Les marchés à croissance rapide offrent néanmoins toujours de bonnes opportunités aux investisseurs, à condition de viser les bons pays. Il est étonnant, par exemple, qu’il n’y ait pas plus d’entreprises qui se concentrent sur les Philippines, le Vietnam et l’Indonésie, qui ont des populations de 100 millions d’habitants et plus. Il s’agit là d’un énorme marché cible que les entreprises des marchés développés devraient chercher à exploiter. Selon les répondants, investir dans les processus, les outils et la formation en vue d’améliorer la productivité est la troisième opportunité la plus importante. La première étape vers le maintien d’un modèle d’exploitation flexible consiste à identifier les domaines dans lesquels des investissements internes seront utiles à l’entreprise. Un grand nombre d’entreprises ont le sentiment que la productivité est un domaine pour lequel il existe une vaste marge d’amélioration. Ceci est plus particulièrement le cas pour les marchés développés comme l’Amérique du Nord et l’Union européenne, où les entreprises classent cette opportunité au deuxième rang. Les marchés à croissance rapide la placent pour leur part au quatrième rang.

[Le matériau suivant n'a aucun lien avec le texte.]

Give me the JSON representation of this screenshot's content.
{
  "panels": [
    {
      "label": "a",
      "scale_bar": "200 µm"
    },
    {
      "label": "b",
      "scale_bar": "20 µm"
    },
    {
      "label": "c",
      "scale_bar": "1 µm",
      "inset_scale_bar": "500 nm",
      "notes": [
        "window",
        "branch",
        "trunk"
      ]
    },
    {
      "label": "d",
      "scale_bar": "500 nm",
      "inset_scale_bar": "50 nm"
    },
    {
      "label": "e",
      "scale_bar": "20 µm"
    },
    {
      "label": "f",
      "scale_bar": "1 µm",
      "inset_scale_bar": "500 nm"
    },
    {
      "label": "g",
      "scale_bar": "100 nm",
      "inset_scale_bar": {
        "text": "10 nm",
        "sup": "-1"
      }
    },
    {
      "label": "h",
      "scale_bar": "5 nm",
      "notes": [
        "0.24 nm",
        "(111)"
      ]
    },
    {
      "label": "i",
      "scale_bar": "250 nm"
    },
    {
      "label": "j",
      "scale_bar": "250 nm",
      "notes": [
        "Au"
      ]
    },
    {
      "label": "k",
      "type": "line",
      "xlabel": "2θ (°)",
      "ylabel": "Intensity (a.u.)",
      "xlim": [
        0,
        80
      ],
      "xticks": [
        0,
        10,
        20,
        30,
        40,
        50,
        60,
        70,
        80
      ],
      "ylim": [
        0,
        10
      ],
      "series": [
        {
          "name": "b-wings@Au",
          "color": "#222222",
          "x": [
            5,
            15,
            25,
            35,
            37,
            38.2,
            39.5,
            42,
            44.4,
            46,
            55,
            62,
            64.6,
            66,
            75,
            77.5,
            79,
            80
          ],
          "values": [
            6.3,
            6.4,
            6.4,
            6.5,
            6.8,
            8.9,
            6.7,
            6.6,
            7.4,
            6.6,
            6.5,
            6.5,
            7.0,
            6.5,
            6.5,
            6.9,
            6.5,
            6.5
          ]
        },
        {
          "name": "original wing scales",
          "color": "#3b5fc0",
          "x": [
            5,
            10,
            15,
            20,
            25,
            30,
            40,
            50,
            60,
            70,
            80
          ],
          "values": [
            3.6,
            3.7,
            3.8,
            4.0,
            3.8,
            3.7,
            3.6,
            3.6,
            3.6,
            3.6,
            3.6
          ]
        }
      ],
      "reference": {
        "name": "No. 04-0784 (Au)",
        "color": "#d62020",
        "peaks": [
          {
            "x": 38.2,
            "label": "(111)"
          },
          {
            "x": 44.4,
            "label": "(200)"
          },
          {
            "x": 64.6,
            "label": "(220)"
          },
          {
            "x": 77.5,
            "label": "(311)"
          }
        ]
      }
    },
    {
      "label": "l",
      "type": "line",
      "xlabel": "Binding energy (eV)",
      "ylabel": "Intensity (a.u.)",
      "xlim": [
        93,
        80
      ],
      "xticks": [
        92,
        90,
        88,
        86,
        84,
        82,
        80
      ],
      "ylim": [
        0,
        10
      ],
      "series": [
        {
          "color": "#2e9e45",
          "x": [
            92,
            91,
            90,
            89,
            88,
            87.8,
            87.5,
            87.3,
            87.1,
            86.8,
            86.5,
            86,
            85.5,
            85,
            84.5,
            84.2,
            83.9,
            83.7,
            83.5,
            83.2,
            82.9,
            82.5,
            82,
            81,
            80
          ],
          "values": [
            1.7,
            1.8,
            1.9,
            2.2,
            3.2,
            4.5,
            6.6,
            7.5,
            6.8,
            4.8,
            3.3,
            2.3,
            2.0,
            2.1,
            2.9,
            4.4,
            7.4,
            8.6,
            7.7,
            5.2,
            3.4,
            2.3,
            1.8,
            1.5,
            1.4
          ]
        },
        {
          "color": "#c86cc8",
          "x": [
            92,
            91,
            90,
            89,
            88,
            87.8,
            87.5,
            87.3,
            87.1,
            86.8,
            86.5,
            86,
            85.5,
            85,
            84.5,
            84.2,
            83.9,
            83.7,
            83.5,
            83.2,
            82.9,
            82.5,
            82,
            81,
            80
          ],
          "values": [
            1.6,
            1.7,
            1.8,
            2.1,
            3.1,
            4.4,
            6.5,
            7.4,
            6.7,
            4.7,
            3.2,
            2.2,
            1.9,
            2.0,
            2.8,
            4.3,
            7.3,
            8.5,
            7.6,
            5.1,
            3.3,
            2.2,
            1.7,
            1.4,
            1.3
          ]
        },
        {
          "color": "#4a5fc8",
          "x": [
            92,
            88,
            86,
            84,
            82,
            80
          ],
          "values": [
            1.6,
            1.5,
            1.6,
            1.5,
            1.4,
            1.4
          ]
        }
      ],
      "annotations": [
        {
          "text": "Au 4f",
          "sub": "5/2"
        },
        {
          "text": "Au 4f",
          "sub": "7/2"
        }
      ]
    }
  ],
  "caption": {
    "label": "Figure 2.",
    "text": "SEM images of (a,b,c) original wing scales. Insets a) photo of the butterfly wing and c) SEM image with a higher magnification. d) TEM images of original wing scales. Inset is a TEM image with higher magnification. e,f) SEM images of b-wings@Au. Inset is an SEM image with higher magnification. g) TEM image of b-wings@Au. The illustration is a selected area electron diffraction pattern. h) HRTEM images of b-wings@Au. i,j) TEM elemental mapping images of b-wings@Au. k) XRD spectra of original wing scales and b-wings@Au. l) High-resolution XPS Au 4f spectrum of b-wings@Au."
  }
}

C’est toutefois dans les marchés à croissance rapide que l’on retrouve certains des meilleurs exemples d’innovation visant à réduire les coûts et à créer un meilleur service. Certains groupes hospitaliers privés en Inde réduisent les coûts de traitement grâce au diagnostic à distance et à la spécialisation chirurgicale, un exemple que suivront sans doute certains pays africains. Et pourtant, il reste à savoir si un service bon marché équivaut réellement à un meilleur service …

La perception des meilleures opportunités et des principaux risques peut changer en fonction des performances des économies et des secteurs. Si la croissance dans les marchés à croissance rapide ne rencontre pas les attentes, les entreprises qui ont jeté leur dévolu sur les pays BRIC pour faire croître leurs revenus s’intéresseront à d’autres marchés.

En fin de compte, le top trois des opportunités dans notre récent rapport pourrait descendre dans le classement si les conditions de marché obligent les entreprises à placer l’innovation ou les nouveaux processus plus bas dans leur liste des priorités. Quoi qu’il advienne, une chose est sûre, prévoir le futur est une entreprise risquée, mais les entreprises qui ne s’inquiètent pas de l’avenir seront quasiment certainement distancées dans un monde globalisé de plus en plus compétitif.